On the hardware side, the EPA boasts the following specs:
- Intel dual-core i5 @ 2.66 GHz
- 8GB DDR3 RAM
- 60GB SSD
- Onboard high-gain 802.11 a/b/g/n wireless supporting packet injection & monitor mode
- Onboard high-gain Bluetooth (up to 1000′ range) supporting packet injection & monitor mode
- Onboard 6-band (worldwide) 4G GSM cellular data
- Optional support for Zigbee/Zwave, RFID, and Software-Defined Radios (SDR)
- Optional physical tamper detection using an internal 6-axis accelerometer
There are some pretty nice improvements here over the rest of the Pwnie Express products. Aside from the generous CPU and RAM, the SSD is sure to boost performance when doing tasks such as capturing network traffic directly to disk. It’s also good to see high-end WiFi and Bluetooth radios onboard, in addition to the 4G cellular modem. Should also be interesting to see what kind of SDR setup Pwnie Express has in mind, perhaps GNU Radio installed out of the box?
Finally, the optional accelerometer could lead to some very interesting applications, though there is no word (yet) on how software can interact with it and what kind of built-in functions Pwnix already has in regards to tamper detection.
The EPA hardware is available now via the Pwnie Express site for the professionals-only price of $2,895. The virtual version of the EPA, distributed as a VMWare image, will be released soon at a presumably lower price than its metal and plastic counterpart.

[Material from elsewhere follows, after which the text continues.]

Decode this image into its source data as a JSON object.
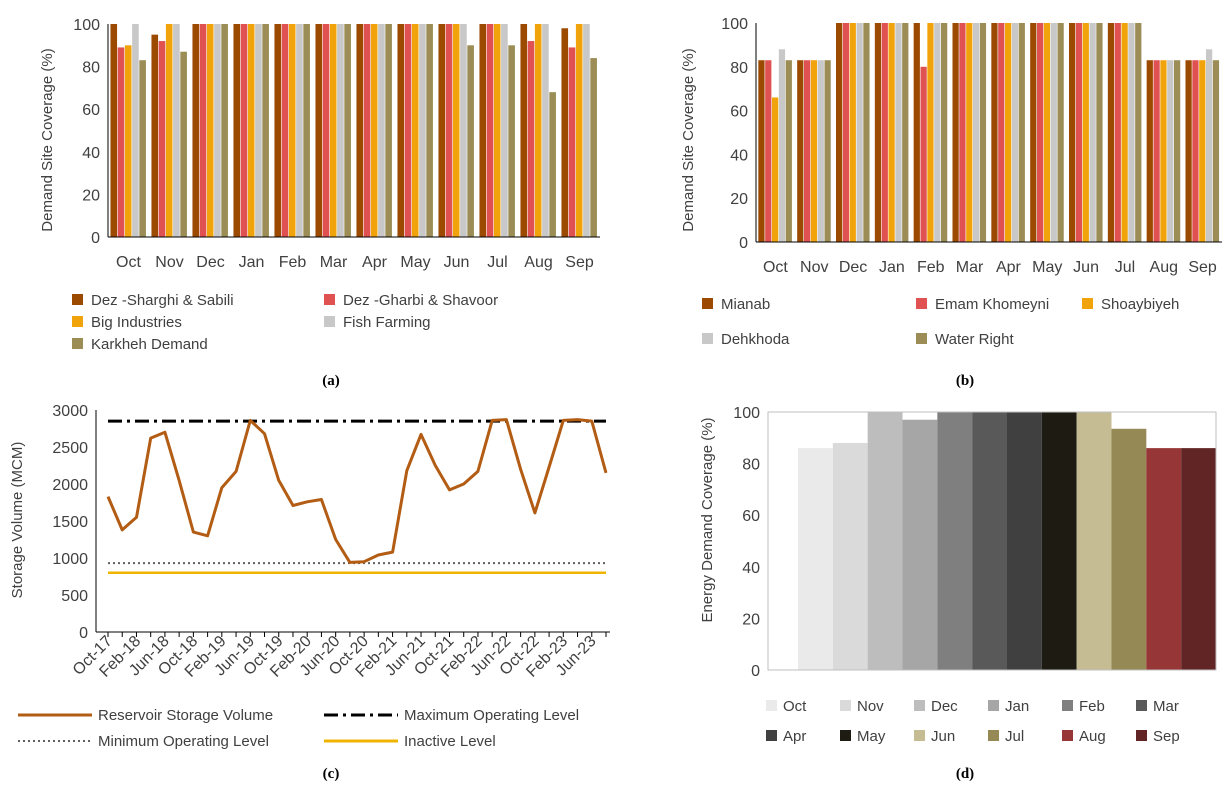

While the price of the EPA hardware is pretty high, it’s important to realize that a lot of R&D goes into these products. Anyone can take a bunch of open source tools and slap them together on an off-the-shelf PC, but it takes a team of knowledgeable developers to wrap them all up in a coherent UI/API, which is exactly what the team at Pwnie Express is doing.